Tom was scooping up water out of our basement and hauling it up 2 flights of stairs about 25 times, and then realized that the water from our condo neighbor's basement was flowing in as fast as he could haul it out. Very discouraging, poor guy. Thankfully, the area the water leaks is in the part of the basement that doesn't have much stuff in it except broken down cardboard boxes and paint cans on raised metal shelves.
This rain is of the total SUCK.
Poor floody people! That sucks.
OK. I just bought nearly the worst tickets ever to Vegas (one way on Air Tran, the other way on Frontier, but at least it's out of and into the airport closest to me), but the prices just kept going up!
So, anyone want to write a conclusion for my paper? I don't wanna. I don't have anything left to say!
I'll do that if you come do all my laundry, Jesse.
"So, in conclusion, I don't have anything left to say. Please to give me my degree now, KTHXBI!!!"
"So, in conclusion, EAT ME!!!"
Perkins, I'm afraid I would need to do my own laundry first in order to be able to come out there to do yours.
OK, here's what I have so far: "So, in conclusion, EAT ME!!! Please to give me my degree now, KTHXBI!!!!" I like it.
OK, here's what I have so far: "So, in conclusion, EAT ME!!! Please to give me my degree now, KTHXBI!!!!" I like it.
You forgot to mention zombies, monkies, or Ninjas though, Jesse.

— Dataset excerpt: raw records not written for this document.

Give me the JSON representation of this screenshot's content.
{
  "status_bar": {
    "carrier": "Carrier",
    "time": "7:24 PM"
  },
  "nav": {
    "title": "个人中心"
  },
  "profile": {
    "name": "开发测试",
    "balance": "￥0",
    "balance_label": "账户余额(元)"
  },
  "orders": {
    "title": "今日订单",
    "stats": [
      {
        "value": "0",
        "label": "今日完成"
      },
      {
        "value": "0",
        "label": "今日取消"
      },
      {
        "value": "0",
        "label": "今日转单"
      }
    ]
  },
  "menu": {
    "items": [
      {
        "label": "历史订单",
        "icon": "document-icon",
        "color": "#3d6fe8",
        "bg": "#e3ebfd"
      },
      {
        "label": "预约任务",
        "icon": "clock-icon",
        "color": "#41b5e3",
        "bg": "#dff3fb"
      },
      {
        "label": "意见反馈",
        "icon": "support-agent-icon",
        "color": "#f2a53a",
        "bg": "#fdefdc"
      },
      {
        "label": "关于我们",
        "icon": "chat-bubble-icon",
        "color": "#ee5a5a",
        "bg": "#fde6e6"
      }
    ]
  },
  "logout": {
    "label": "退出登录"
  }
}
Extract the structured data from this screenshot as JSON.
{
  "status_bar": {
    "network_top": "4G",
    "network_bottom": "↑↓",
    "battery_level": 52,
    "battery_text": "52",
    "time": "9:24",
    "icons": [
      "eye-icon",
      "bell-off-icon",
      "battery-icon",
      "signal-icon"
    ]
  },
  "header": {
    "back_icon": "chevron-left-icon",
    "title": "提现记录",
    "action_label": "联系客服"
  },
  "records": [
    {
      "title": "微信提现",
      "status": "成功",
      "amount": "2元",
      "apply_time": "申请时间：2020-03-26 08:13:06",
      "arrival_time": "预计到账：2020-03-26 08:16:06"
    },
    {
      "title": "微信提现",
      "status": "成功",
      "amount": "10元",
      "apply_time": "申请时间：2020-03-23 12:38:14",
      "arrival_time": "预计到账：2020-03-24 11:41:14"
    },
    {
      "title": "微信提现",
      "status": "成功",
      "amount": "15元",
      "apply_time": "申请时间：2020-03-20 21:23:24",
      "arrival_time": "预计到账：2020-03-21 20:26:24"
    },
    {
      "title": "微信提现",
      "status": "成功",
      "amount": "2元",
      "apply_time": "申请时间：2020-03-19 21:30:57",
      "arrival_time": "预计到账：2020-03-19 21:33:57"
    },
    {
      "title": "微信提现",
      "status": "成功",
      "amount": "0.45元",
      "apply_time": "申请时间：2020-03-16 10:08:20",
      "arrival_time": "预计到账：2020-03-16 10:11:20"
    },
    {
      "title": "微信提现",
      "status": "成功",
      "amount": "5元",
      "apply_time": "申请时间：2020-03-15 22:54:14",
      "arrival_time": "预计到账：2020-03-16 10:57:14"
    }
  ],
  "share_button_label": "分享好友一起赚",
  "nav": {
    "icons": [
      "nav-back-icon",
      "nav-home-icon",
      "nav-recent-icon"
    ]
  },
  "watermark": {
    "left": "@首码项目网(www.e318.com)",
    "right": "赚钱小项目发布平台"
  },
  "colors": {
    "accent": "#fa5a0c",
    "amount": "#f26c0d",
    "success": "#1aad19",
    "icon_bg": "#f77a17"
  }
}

It's like I don't know you people at all.
Perkins, I'm afraid I would need to do my own laundry first in order to be able to come out there to do yours.
Damn.
Jesse, I'll come over and do your laundry if you come over to my place and drain my basement.
The one that doesn't exist.
Your offer is intriguing, Theo. Especially if your basement doesn't exist...
You forgot to mention zombies, monkies, or Ninjas though, Jesse.
Sweet! "So, in conclusion, EAT ME!!! Beware of zombies in all that you do. Also, monkeys, like ninjas, are mammals. Please to give me my degree now, KTHXBI!!!!" That's like a full paragraph now!